Una cartella intera. Senza retorica, fin dalla prima riga.

Stai tranquillo, Giovanni, non sto per dedicarti Un minuto di silenzio, so che non li ami particolarmente. Penso, però, sia giusto che il Consiglio Regionale Ti rivolga un pensiero, dopo che lo hanno fatto tanti tuoi colleghi, organi di stampa, i due rami del Parlamento italiano e tante altre Istituzioni, a partire da quelle che hanno avuto la fortuna di averti come collaboratore.

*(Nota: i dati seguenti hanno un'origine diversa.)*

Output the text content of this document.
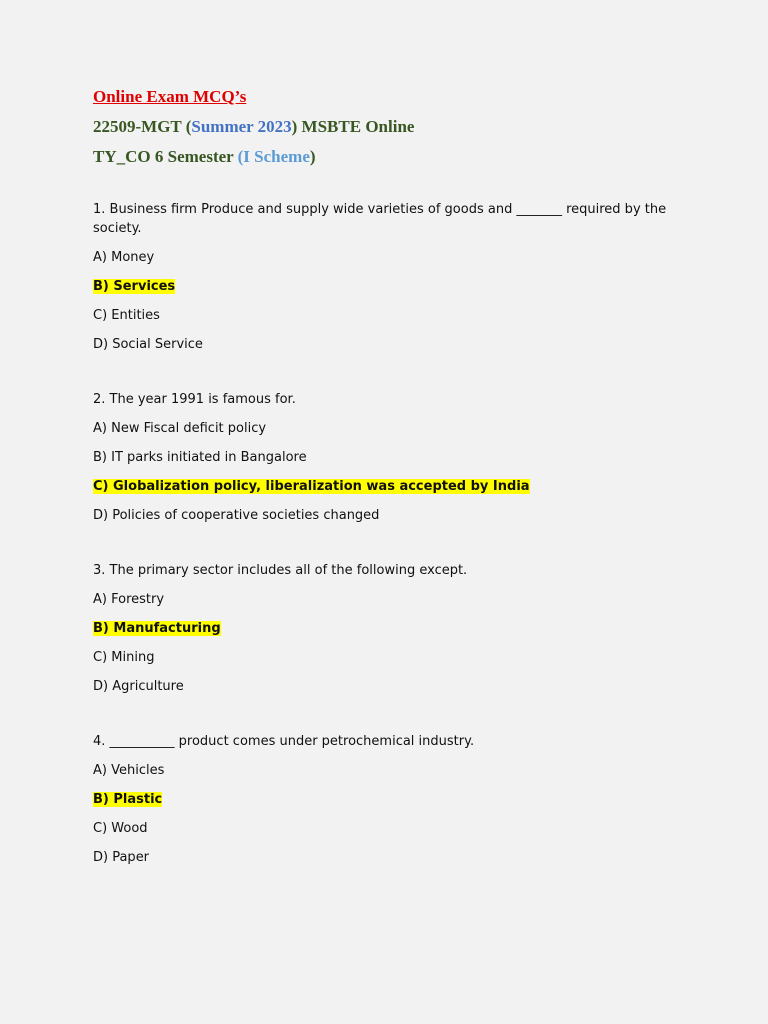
Online Exam MCQ’s

22509-MGT (Summer 2023) MSBTE Online

TY_CO 6 Semester (I Scheme)

1. Business firm Produce and supply wide varieties of goods and _______ required by the society.

A) Money
B) Services
C) Entities
D) Social Service

2. The year 1991 is famous for.

A) New Fiscal deficit policy
B) IT parks initiated in Bangalore
C) Globalization policy, liberalization was accepted by India
D) Policies of cooperative societies changed

3. The primary sector includes all of the following except.

A) Forestry
B) Manufacturing
C) Mining
D) Agriculture

4. __________ product comes under petrochemical industry.

A) Vehicles
B) Plastic
C) Wood
D) Paper
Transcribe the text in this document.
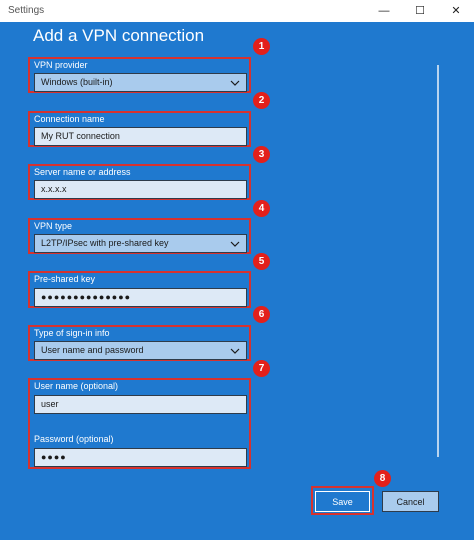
Settings	—	☐	✕
Add a VPN connection
VPN provider
Windows (built-in)
1
Connection name
My RUT connection
2
Server name or address
x.x.x.x
3
VPN type
L2TP/IPsec with pre-shared key
4
Pre-shared key
●●●●●●●●●●●●●●
5
Type of sign-in info
User name and password
6
User name (optional)
user
Password (optional)
●●●●
7
Save
8
Cancel
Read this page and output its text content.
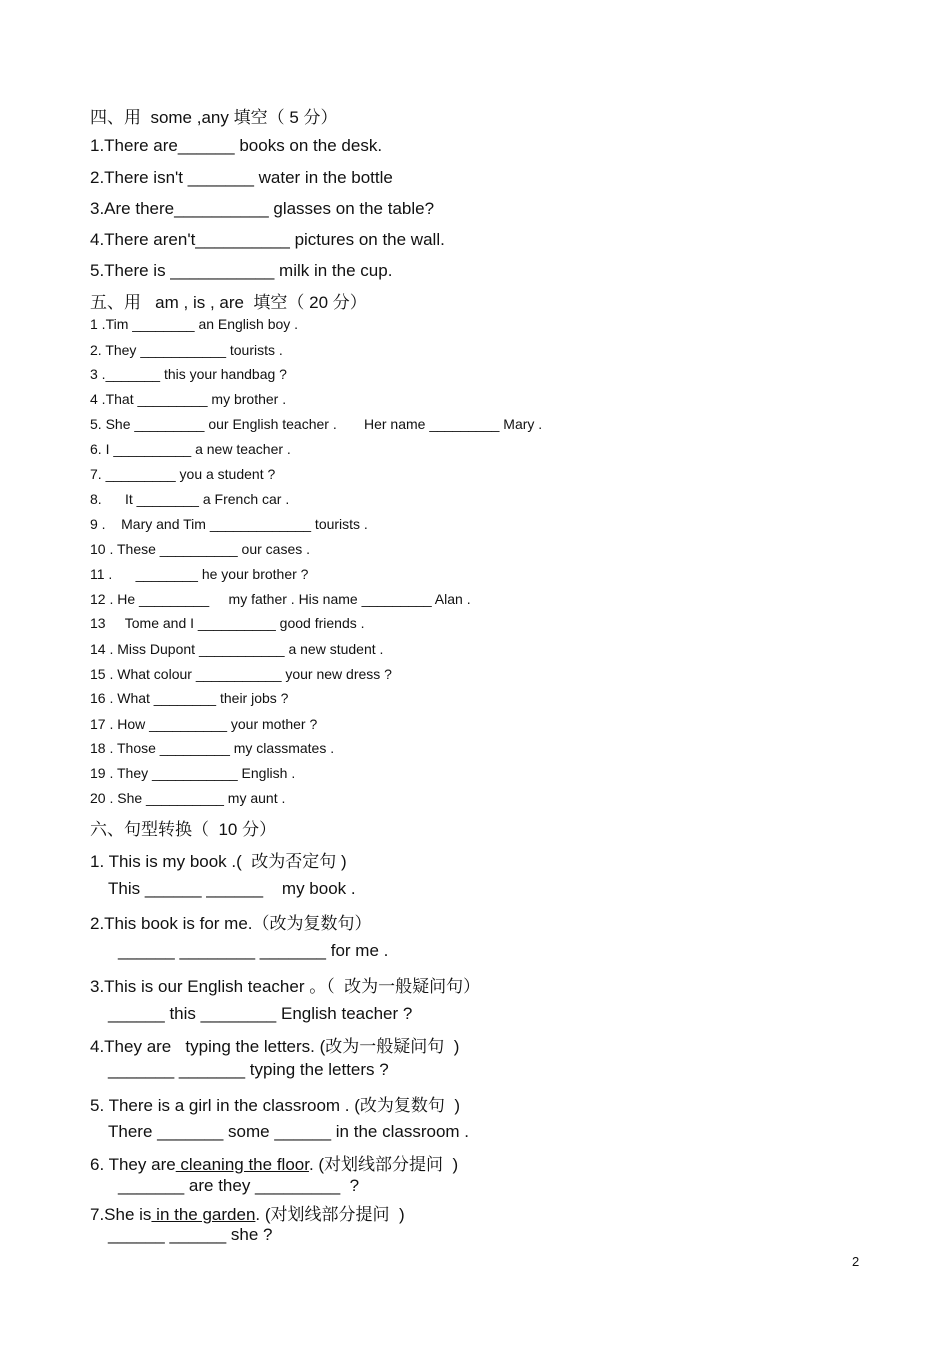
四、用  some ,any 填空（ 5 分）

1.There are______ books on the desk.

2.There isn't _______ water in the bottle

3.Are there__________ glasses on the table?

4.There aren't__________ pictures on the wall.

5.There is ___________ milk in the cup.

五、用   am , is , are  填空（ 20 分）

1 .Tim ________ an English boy .

2. They ___________ tourists .

3 ._______ this your handbag ?

4 .That _________ my brother .

5. She _________ our English teacher .       Her name _________ Mary .

6. I __________ a new teacher .

7. _________ you a student ?

8.      It ________ a French car .

9 .    Mary and Tim _____________ tourists .

10 . These __________ our cases .

11 .      ________ he your brother ?

12 . He _________     my father . His name _________ Alan .

13     Tome and I __________ good friends .

14 . Miss Dupont ___________ a new student .

15 . What colour ___________ your new dress ?

16 . What ________ their jobs ?

17 . How __________ your mother ?

18 . Those _________ my classmates .

19 . They ___________ English .

20 . She __________ my aunt .

六、句型转换（  10 分）

1. This is my book .(  改为否定句 )

This ______ ______    my book .

2.This book is for me.（改为复数句）

______ ________ _______ for me .

3.This is our English teacher 。（  改为一般疑问句）

______ this ________ English teacher ?

4.They are   typing the letters. (改为一般疑问句  )

_______ _______ typing the letters ?

5. There is a girl in the classroom . (改为复数句  )

There _______ some ______ in the classroom .

6. They are cleaning the floor. (对划线部分提问  )

_______ are they _________  ?

7.She is in the garden. (对划线部分提问  )

______ ______ she ?

2
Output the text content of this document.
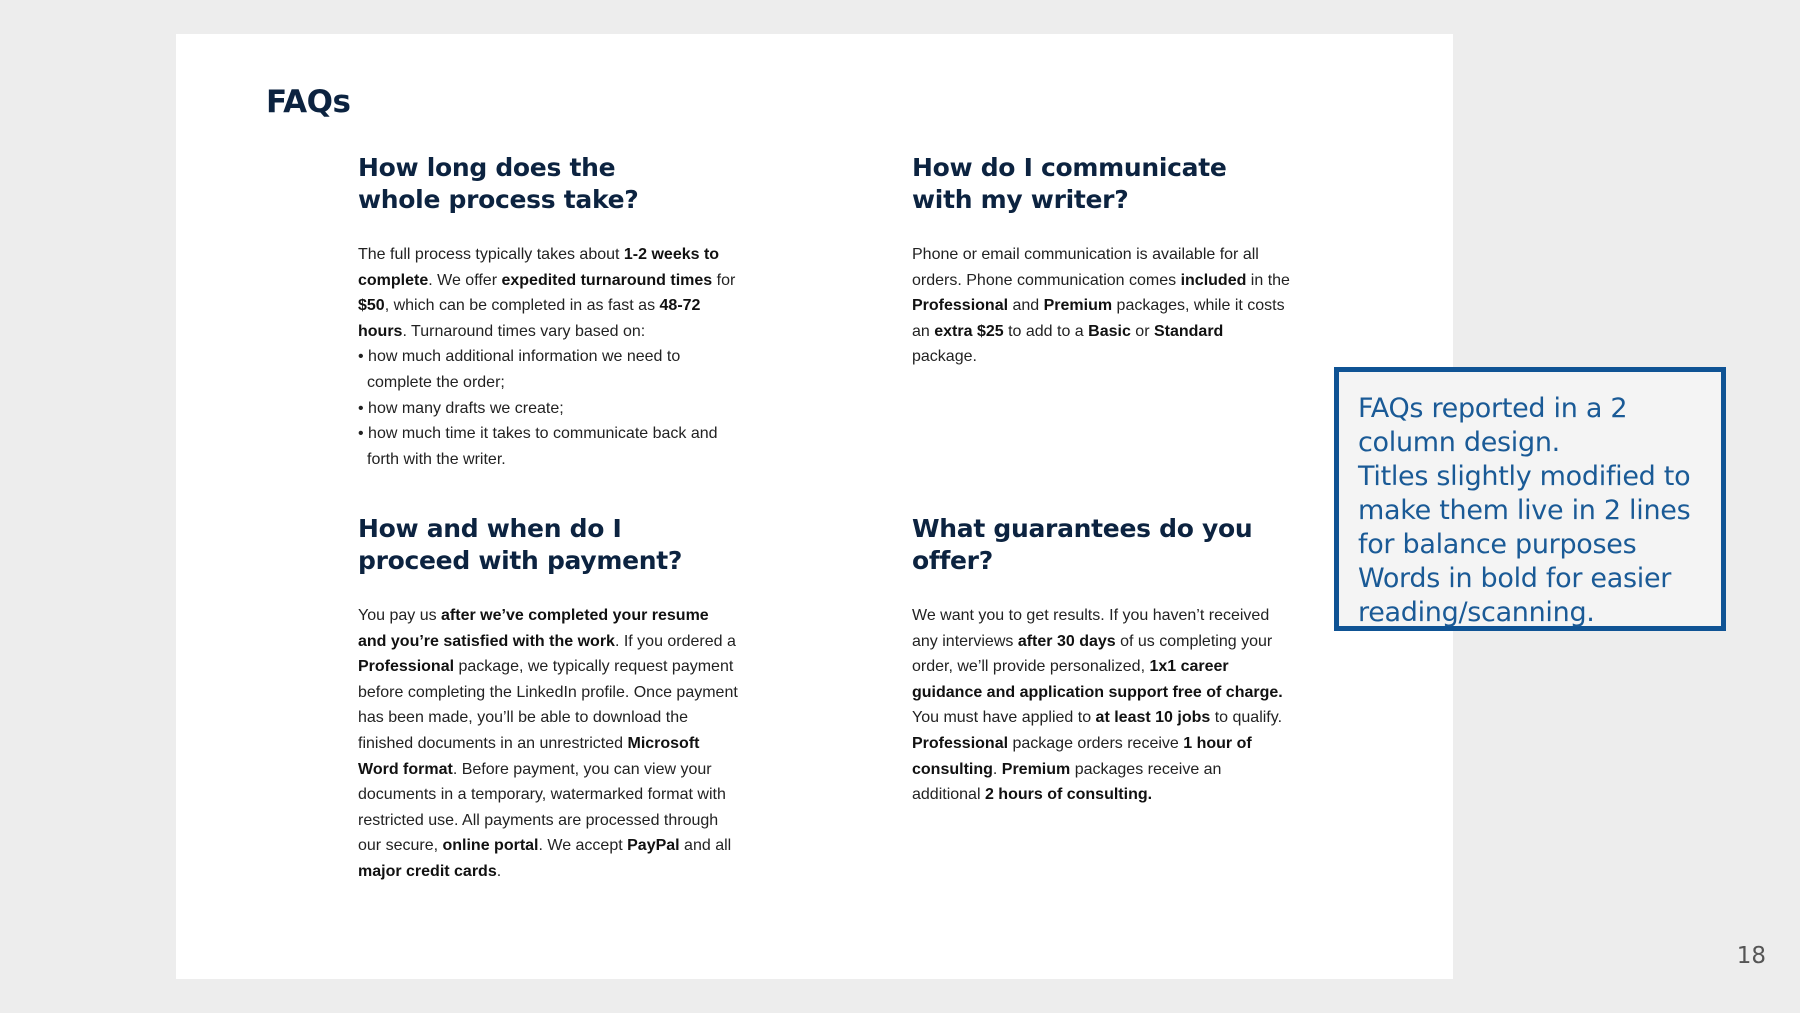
FAQs
How long does the
whole process take?

The full process typically takes about 1-2 weeks to complete. We offer expedited turnaround times for $50, which can be completed in as fast as 48-72 hours. Turnaround times vary based on:

• how much additional information we need to complete the order;
• how many drafts we create;
• how much time it takes to communicate back and forth with the writer.
How do I communicate
with my writer?

Phone or email communication is available for all orders. Phone communication comes included in the Professional and Premium packages, while it costs an extra $25 to add to a Basic or Standard package.

How and when do I
proceed with payment?

You pay us after we’ve completed your resume and you’re satisfied with the work. If you ordered a Professional package, we typically request payment before completing the LinkedIn profile. Once payment has been made, you’ll be able to download the finished documents in an unrestricted Microsoft Word format. Before payment, you can view your documents in a temporary, watermarked format with restricted use. All payments are processed through our secure, online portal. We accept PayPal and all major credit cards.

What guarantees do you
offer?

We want you to get results. If you haven’t received any interviews after 30 days of us completing your order, we’ll provide personalized, 1x1 career guidance and application support free of charge. You must have applied to at least 10 jobs to qualify.

Professional package orders receive 1 hour of consulting. Premium packages receive an additional 2 hours of consulting.

FAQs reported in a 2 column design.
Titles slightly modified to make them live in 2 lines for balance purposes
Words in bold for easier reading/scanning.
18
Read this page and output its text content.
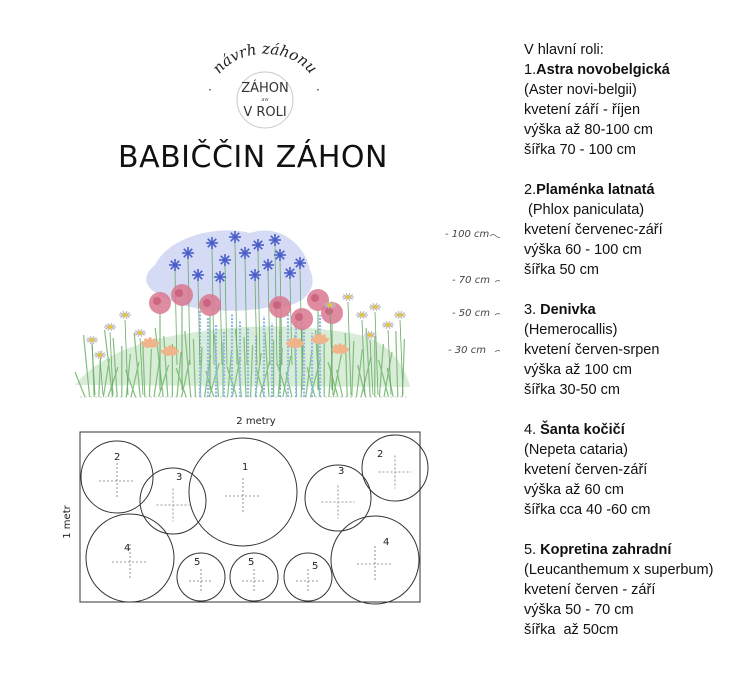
·	·
návrh záhonu
ZÁHON
aw
V ROLI
BABIČČIN ZÁHON
- 100 cm
- 70 cm
- 50 cm
- 30 cm
2 metry
1 metr
2
3
1	3
2
4
5	5	5
4
V hlavní roli:
1.Astra novobelgická
(Aster novi-belgii)
kvetení září - říjen
výška až 80-100 cm
šířka 70 - 100 cm
2.Plaménka latnatá
(Phlox paniculata)
kvetení červenec-září
výška 60 - 100 cm
šířka 50 cm
3. Denivka
(Hemerocallis)
kvetení červen-srpen
výška až 100 cm
šířka 30-50 cm
4. Šanta kočičí
(Nepeta cataria)
kvetení červen-září
výška až 60 cm
šířka cca 40 -60 cm
5. Kopretina zahradní
(Leucanthemum x superbum)
kvetení červen - září
výška 50 - 70 cm
šířka  až 50cm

C’è un misto di rabbia e di amarezza quando il presidente Buschini legge la frase

… non doveva accadere: a te come a migliaia di donne e uomini di ogni età, che stanno perdendo la vita a causa di questo maledetto virus. Non è bastata la tua prudenza, la tua saggezza, il tuo rispetto per le regole ed i protocolli, che hai cercato di trasmettere a tutti noi fino all’ultimo istante.

Il resto sono aneddoti, ricordi di caffè al mattino, pranzi nei quali capire e decidere come affrontare, ma anche nei quali commentare la Juve o avvertire che la luna era nera.

Ricordare Giovanni Bartoloni sarebbe stata un’impresa, Buschini in quell’intervento ne ha tracciato un affresco, rendendogli onore per il lavoro svolto e per il modo in cui lo aveva fatto. Soprattutto ha avuto il garbo umano e la sensibilità di farlo: non scontata, non dovuta, non attesa.

Soprattutto perché apparteneva alla categoria dei bravi ma maledetti Giornalisti.